PACE & PRIORITY: Decoding the DISC Style

Posted by Bill Harshman on

PACE & PRIORITY:  Decoding the DISC Style - 

Before we begin, let’s remember the rules:  There is no perfect style (or combination of styles) AND everybody has some degree of all 4 styles: Dominant, Influence, Steadiness, Conscientiousness.  This becomes especially relevant in our discussion today – Decoding the DISC Style.

               

Our recent focus on PACE & PRIORITY is key to decoding one’s DISC style.  This helpful perspective is meant to be used in conjunction with the research-based DISC instrument from this website.  It is an aid in navigating the world of needs, preferences, and priorities throughout your personal and professional life.  We know we can understand someone at a high level based upon our knowledge of their PACE & PRIORITY.  However, there are also indicators demonstrated through their behavior that give us deeper, closer insight to their style. 

Suppose we are not able to identify their PACE & PRIORITY.  Do people demonstrate behaviors that can still help us?  YES!  For example, when you see an email written in extremely brief tone/language and right to the point, we see a style that is purposeful, brief, and more notifying than friendly.  Based on your knowledge of the DISC model above, you might begin to surmise you are dealing with a D.  If, on the other hand, the email is filled with a happy tone, very social, font change, emoticons, exclamation marks, and is filled with how much fun the particular meeting will be, you are likely dealing with more of an I.  Now, these assumptions always need confirmation; however, suffice to say that responding to the D’s email – for example - with a lofty, rambling email that fails to get to the point will likely fall on blind eyes and not be read.  I won’t bother continuing with the C or the S, however, based upon previous blogs, you are probably able to understand how those respective styles would construct an email (S being friendly, methodical, and productive and the C being more formal, detailed, serious).  Here is a favorite activity of mine when discussing style around the topic of “grabbing lunch.”

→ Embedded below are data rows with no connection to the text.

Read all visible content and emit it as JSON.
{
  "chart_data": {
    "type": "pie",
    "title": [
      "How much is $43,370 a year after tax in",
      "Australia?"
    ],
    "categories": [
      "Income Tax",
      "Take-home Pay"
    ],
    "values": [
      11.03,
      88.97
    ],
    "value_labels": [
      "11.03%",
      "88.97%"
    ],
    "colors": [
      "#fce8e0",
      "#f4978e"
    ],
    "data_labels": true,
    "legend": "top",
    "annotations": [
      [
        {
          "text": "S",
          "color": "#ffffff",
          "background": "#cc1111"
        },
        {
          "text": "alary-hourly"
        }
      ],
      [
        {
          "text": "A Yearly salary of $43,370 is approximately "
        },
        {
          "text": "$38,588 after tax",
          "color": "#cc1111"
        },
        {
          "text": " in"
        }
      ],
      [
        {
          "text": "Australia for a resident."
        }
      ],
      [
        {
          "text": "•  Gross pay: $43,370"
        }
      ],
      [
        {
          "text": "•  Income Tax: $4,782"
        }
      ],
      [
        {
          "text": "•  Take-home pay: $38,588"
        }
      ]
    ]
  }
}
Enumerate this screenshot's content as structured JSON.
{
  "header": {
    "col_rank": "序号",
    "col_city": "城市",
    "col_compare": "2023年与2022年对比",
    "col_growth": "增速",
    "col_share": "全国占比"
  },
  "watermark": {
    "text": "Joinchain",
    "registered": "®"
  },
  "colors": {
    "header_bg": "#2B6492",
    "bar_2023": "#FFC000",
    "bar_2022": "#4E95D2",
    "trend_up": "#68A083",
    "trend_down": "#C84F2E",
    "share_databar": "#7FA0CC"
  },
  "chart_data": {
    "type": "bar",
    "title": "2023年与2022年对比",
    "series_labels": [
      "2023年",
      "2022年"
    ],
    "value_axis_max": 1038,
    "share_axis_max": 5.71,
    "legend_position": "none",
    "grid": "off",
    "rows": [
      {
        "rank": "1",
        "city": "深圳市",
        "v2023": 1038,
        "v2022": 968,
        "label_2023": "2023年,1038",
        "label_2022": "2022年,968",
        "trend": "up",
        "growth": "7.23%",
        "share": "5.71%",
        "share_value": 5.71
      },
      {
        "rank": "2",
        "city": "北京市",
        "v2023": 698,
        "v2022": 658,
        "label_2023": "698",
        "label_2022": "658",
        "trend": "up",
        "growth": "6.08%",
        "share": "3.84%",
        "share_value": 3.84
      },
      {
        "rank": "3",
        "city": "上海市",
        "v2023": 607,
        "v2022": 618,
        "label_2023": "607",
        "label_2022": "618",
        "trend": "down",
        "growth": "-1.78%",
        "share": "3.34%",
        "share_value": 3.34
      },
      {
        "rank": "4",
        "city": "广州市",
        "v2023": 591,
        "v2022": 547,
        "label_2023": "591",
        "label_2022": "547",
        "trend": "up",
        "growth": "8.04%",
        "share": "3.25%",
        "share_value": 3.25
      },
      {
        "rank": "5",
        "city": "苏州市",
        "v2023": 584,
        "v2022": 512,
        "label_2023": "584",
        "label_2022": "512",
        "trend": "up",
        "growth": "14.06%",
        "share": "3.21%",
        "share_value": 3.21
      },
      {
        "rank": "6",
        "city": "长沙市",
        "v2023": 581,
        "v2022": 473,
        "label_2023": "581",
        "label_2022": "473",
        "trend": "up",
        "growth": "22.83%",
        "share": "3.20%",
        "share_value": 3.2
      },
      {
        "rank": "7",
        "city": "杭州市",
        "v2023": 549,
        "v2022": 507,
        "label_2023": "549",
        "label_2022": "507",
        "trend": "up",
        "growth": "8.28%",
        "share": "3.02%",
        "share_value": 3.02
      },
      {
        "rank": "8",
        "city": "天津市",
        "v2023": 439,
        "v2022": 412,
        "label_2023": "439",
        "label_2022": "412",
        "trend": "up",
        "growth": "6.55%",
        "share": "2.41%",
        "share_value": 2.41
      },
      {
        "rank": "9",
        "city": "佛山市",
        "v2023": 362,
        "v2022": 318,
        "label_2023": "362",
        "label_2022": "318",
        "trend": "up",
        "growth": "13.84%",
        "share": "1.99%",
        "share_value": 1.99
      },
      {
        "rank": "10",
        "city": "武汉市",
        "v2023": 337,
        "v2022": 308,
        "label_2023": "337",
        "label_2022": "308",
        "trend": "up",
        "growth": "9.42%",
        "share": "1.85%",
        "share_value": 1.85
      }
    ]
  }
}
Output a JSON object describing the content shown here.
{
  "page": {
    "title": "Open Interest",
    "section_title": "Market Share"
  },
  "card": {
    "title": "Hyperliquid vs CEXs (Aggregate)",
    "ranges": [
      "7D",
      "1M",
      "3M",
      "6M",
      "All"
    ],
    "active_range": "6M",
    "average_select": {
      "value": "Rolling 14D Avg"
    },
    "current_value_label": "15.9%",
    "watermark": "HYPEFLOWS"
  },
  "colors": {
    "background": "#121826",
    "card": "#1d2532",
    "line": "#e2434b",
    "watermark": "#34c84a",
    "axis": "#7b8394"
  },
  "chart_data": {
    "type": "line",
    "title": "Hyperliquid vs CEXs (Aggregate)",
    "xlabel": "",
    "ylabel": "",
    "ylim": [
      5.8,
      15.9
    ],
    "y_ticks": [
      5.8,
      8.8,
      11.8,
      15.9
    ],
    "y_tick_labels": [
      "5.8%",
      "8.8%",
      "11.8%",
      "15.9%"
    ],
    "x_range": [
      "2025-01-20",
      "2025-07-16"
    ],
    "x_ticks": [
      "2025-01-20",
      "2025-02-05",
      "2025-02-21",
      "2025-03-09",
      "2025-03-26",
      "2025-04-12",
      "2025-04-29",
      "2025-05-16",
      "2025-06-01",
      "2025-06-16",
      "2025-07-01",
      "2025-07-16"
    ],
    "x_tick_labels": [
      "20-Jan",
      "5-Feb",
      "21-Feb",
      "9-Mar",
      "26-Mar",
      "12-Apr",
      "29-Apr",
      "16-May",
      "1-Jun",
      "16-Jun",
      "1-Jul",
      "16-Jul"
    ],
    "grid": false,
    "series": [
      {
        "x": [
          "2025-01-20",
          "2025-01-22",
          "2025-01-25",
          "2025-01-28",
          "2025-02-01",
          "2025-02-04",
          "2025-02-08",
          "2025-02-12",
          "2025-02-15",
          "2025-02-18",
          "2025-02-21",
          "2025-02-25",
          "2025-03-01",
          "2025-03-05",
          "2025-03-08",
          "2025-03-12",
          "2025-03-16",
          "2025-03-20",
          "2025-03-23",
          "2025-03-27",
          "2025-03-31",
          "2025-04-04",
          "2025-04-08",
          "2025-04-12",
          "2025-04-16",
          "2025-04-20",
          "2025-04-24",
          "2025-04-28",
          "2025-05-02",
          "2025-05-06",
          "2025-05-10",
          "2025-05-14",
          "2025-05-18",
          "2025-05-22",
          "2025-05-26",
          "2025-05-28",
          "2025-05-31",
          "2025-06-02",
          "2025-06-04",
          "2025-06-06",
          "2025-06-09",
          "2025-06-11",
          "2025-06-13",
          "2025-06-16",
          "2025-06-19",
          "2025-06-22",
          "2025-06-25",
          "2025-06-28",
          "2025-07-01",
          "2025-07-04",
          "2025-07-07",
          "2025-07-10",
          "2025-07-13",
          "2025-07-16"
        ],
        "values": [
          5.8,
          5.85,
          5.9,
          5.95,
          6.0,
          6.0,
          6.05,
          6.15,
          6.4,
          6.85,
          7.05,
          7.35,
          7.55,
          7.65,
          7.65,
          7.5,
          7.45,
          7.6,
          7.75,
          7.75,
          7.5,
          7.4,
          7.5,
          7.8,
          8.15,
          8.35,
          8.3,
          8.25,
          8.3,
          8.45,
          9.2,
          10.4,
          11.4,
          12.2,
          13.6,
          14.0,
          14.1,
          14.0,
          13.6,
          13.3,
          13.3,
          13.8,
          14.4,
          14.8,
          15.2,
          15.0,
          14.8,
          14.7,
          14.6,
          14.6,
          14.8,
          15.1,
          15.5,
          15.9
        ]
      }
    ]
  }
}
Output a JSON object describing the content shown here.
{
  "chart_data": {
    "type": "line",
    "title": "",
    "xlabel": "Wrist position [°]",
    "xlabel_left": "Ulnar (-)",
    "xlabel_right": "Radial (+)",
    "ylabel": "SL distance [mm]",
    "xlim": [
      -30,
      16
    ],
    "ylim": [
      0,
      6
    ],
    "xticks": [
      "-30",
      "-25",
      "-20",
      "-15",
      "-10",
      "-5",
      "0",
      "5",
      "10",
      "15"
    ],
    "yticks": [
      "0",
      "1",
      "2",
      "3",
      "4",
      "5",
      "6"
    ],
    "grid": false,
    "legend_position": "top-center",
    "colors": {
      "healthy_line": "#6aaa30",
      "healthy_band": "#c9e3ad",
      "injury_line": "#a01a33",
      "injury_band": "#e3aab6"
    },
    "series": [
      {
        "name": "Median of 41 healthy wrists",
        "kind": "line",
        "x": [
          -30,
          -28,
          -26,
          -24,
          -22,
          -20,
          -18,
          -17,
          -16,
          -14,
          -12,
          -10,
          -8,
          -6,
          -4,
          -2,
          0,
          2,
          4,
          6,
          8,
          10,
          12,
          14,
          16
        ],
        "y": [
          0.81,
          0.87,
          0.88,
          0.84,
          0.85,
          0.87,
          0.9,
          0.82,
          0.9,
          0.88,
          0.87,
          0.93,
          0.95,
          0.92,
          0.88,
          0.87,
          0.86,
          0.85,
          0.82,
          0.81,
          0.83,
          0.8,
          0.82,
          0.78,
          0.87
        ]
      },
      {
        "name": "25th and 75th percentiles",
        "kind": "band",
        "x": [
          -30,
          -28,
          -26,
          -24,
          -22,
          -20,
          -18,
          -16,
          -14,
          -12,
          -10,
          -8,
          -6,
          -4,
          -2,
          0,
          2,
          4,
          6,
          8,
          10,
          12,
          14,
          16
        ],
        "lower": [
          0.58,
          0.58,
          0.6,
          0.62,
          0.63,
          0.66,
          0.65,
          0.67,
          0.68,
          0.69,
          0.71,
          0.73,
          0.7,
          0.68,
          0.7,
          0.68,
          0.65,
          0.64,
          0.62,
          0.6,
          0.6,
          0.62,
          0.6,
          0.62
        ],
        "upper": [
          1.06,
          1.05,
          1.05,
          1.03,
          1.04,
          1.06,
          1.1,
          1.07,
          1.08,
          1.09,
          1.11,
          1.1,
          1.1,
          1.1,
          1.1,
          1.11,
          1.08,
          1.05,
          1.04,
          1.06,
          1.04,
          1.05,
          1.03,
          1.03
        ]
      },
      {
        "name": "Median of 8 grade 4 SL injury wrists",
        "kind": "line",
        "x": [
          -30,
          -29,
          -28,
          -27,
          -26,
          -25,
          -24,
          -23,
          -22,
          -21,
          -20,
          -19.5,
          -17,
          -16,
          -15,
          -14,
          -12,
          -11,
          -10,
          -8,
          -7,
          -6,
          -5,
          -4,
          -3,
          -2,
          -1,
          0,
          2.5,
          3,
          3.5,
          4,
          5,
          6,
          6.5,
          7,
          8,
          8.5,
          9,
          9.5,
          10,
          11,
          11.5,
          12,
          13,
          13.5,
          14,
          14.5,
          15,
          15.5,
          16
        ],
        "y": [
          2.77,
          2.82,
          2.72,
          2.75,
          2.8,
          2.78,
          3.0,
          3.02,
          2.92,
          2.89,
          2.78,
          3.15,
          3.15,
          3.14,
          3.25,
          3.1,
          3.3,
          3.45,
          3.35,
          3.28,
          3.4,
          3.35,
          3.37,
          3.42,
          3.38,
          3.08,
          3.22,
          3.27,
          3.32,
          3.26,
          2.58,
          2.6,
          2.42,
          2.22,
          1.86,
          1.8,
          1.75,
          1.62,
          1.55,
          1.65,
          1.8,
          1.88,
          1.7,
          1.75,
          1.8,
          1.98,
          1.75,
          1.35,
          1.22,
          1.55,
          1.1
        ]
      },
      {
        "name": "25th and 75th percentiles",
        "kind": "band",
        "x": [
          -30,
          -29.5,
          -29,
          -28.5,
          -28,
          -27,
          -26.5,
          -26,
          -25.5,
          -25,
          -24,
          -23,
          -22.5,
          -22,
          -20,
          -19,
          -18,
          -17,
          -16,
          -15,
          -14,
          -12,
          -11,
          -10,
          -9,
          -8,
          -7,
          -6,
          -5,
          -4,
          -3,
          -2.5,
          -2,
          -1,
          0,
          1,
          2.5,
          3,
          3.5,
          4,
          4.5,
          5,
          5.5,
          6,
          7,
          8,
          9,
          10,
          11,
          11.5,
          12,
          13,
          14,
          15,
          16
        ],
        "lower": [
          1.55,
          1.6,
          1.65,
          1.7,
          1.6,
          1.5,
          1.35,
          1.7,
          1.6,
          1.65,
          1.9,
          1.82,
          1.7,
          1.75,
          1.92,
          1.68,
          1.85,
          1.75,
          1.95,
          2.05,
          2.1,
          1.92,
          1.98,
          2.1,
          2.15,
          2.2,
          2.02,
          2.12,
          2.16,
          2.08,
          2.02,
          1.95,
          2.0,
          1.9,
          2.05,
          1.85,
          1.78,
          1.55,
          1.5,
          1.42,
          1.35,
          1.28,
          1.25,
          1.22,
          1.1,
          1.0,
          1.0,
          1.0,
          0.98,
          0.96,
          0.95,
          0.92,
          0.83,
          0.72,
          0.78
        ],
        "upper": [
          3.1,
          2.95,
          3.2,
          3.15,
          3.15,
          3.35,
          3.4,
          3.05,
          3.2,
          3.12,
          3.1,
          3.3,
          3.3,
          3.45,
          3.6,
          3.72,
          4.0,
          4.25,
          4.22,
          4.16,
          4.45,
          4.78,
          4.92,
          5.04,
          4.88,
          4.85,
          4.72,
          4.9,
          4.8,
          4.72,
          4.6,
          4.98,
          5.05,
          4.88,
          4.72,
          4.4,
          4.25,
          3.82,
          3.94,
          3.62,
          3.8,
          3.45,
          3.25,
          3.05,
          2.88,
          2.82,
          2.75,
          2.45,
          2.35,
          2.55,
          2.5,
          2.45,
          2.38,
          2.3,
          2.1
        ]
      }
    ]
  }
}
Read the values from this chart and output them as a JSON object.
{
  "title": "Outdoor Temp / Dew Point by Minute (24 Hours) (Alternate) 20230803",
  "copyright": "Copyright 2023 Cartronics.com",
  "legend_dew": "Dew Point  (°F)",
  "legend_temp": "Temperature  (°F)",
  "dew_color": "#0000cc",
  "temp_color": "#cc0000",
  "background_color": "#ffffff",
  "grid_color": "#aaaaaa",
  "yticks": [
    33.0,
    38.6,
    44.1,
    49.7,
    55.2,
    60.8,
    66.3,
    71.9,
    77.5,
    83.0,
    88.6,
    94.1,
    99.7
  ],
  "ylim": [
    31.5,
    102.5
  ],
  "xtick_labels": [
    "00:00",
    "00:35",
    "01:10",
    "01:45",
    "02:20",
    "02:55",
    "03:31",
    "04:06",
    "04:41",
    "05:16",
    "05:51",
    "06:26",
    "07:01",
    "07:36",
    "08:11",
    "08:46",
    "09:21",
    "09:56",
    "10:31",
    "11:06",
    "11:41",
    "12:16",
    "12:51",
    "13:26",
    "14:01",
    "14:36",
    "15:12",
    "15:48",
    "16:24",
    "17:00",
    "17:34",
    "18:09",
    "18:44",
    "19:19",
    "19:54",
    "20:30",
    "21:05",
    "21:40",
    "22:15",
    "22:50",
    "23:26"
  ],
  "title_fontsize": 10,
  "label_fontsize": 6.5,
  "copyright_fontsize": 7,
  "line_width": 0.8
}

A “D” might suggest you jump in the car and decide on the way.

An “I” might describe their morning, then explain what cravings they have, then suggest you take their new car, and then will swing by another coworkers’ desk on the way out of the office to see if they want to join also.

An “S” might sound like this:  “Hello Sarah, how are you today?  I was considering where we could go to lunch.  Do you have a minute?  I’ve got a couple suggestions to run by you.”

And a “C” might call ahead to confirm the restaurant is open, check the menu online ahead of time to estimate how much they can/will spend, and even check the Yelp reviews to see others’ opinions of the restaurant.

Hopefully, these somewhat humorous examples will demonstrate the 4 different approaches which can help you begin to identify the individual styles.

Here’s a quick summary of the most common behaviors of each style:

D’s tend to be direct and straight to the point, seeking control and results.

I’s tend to be more spontaneous and social, seeking participation and playfulness.

S’s tend to be deliberate while relaxed, seeking acceptance and cooperation.

C’s tend to be deliberate and detailed, seeking accuracy and quality.

As ALWAYS, the key to effectiveness through DISC is understanding your and others’ styles, then using that knowledge for improved interactions.